Medical Research

Low Frequency Transcutaneous Electrostimulation More Effective on Opiate Receptors in Animal Studies

Kristen Sparrow • February 05, 2014


Golden Chinese Sage Statues
Ancient Wisdom Through the Ages

Low frequency acupuncture better than high frequency for pain in animal study.  Interesting since there has been a lot of research on the different opiate receptors involved in 2Hz versys 100 hz.  Maybe bogus?  Maybe not?

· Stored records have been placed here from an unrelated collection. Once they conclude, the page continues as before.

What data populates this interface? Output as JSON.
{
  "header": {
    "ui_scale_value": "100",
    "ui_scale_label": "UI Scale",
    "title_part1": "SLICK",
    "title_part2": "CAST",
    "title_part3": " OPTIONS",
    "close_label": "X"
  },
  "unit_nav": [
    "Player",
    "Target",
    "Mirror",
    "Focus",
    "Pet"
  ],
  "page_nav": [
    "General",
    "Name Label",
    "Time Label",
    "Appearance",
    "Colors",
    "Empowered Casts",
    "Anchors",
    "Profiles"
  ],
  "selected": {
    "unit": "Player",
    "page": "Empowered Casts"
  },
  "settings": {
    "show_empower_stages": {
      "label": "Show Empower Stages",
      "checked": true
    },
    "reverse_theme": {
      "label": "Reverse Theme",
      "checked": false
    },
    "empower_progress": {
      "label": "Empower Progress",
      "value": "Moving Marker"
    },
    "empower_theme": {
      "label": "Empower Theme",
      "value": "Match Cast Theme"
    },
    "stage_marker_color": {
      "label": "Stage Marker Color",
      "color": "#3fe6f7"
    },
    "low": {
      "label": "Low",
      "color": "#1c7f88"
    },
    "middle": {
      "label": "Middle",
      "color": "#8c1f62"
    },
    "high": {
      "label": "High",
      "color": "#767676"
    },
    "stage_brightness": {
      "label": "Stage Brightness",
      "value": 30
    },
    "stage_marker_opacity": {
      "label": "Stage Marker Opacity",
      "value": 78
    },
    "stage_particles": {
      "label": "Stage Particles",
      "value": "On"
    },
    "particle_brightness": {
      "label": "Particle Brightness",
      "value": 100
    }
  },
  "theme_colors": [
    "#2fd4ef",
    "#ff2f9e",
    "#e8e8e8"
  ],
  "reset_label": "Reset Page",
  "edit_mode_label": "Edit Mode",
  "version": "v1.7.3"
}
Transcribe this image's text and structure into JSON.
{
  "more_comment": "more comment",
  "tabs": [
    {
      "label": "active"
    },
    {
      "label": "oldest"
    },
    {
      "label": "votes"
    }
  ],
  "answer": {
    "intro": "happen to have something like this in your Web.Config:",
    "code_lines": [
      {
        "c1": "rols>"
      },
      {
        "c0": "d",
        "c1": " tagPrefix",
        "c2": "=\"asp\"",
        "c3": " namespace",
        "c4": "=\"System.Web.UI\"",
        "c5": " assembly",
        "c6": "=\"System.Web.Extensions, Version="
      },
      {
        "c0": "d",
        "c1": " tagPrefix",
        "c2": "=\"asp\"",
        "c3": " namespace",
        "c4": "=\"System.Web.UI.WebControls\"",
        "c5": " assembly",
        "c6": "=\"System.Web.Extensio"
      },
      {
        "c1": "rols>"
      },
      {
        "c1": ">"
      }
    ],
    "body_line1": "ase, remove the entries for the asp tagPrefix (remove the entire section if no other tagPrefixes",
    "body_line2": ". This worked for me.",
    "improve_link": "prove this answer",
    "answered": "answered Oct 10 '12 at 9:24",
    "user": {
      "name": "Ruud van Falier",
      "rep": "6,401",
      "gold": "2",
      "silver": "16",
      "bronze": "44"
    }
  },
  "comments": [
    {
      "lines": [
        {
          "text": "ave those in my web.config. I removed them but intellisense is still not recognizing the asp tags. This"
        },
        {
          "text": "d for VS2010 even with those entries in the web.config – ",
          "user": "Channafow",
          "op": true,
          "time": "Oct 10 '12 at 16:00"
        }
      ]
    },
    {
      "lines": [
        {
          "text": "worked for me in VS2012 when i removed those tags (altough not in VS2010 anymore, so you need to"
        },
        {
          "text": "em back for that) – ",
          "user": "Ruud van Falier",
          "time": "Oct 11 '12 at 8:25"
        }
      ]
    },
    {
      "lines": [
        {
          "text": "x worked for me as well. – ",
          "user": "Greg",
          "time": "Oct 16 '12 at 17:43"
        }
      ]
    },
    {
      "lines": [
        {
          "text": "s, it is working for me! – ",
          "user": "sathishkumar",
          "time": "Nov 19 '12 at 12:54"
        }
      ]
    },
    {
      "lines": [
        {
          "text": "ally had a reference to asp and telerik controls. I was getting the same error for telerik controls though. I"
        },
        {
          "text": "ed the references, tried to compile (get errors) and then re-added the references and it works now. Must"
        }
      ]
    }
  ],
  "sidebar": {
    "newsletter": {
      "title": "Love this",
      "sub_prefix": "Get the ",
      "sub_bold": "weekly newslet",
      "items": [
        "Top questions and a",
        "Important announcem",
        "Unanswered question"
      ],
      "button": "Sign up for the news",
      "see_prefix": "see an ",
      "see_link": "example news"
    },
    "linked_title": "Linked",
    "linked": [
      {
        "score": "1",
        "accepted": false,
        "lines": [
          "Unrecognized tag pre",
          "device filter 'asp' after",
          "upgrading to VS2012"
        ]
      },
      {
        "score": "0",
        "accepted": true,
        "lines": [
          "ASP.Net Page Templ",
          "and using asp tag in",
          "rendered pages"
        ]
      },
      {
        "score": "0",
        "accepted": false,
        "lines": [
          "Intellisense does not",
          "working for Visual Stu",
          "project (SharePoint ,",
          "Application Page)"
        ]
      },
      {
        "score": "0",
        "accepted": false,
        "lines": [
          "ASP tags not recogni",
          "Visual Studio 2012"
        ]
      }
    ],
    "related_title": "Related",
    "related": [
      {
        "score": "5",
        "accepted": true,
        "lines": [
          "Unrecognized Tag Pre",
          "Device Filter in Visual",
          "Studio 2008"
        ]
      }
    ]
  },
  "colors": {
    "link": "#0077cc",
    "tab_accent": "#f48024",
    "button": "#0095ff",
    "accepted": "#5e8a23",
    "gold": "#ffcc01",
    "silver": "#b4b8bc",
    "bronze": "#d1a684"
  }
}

J Neurosci Res. 2014 Jan 31. doi: 10.1002/jnr.23351. [Epub ahead of print]

Low- and high-frequency transcutaneous electrical acupoint stimulation induces different effects on cerebral μ-opioid receptor availability in rhesus monkeys.

Xiang XH, Chen YM, Zhang JM,

Although systematic studies have demonstrated that acupuncture or electroacupuncture (EA) analgesia is based on their accelerating endogenous opioid release to activate opioid receptors and that EA of different frequencies is mediated by different opioid receptors in specific areas of the central nervous system, there is little direct, real-time evidence to confirm this in vivo. The present study was designed to investigate the effects of transcutaneous electrical acupoint stimulation (TEAS), an analogue of EA, at low and high frequencies on μ-opioid receptor (MOR) availability in the brain of rhesus monkeys. Monkeys underwent 95-min positron emission tomography (PET) with 11 C-carfentanil three times randomly while receiving 0, 2, or 100 Hz TEAS, respectively. Each TEAS was administered in the middle 30 min during the 95-min PET scan, and each session of PET and TEAS was separated by at least 2 weeks. The results revealed that 2 Hz but not 100 Hz TEAS evoked a significant increase in MOR binding potential in the anterior cingulate cortex, the caudate nucleus, the putamen, the temporal lobe, the somatosensory cortex, and the amygdala compared with 0 Hz TEAS. The effect remained after the end of TEAS in the anterior cingulate cortex and the temporal lobe. The selective increase in MOR availability in multiple brain regions related to pain and sensory processes may play a role in mediating low-frequency TEAS efficacy.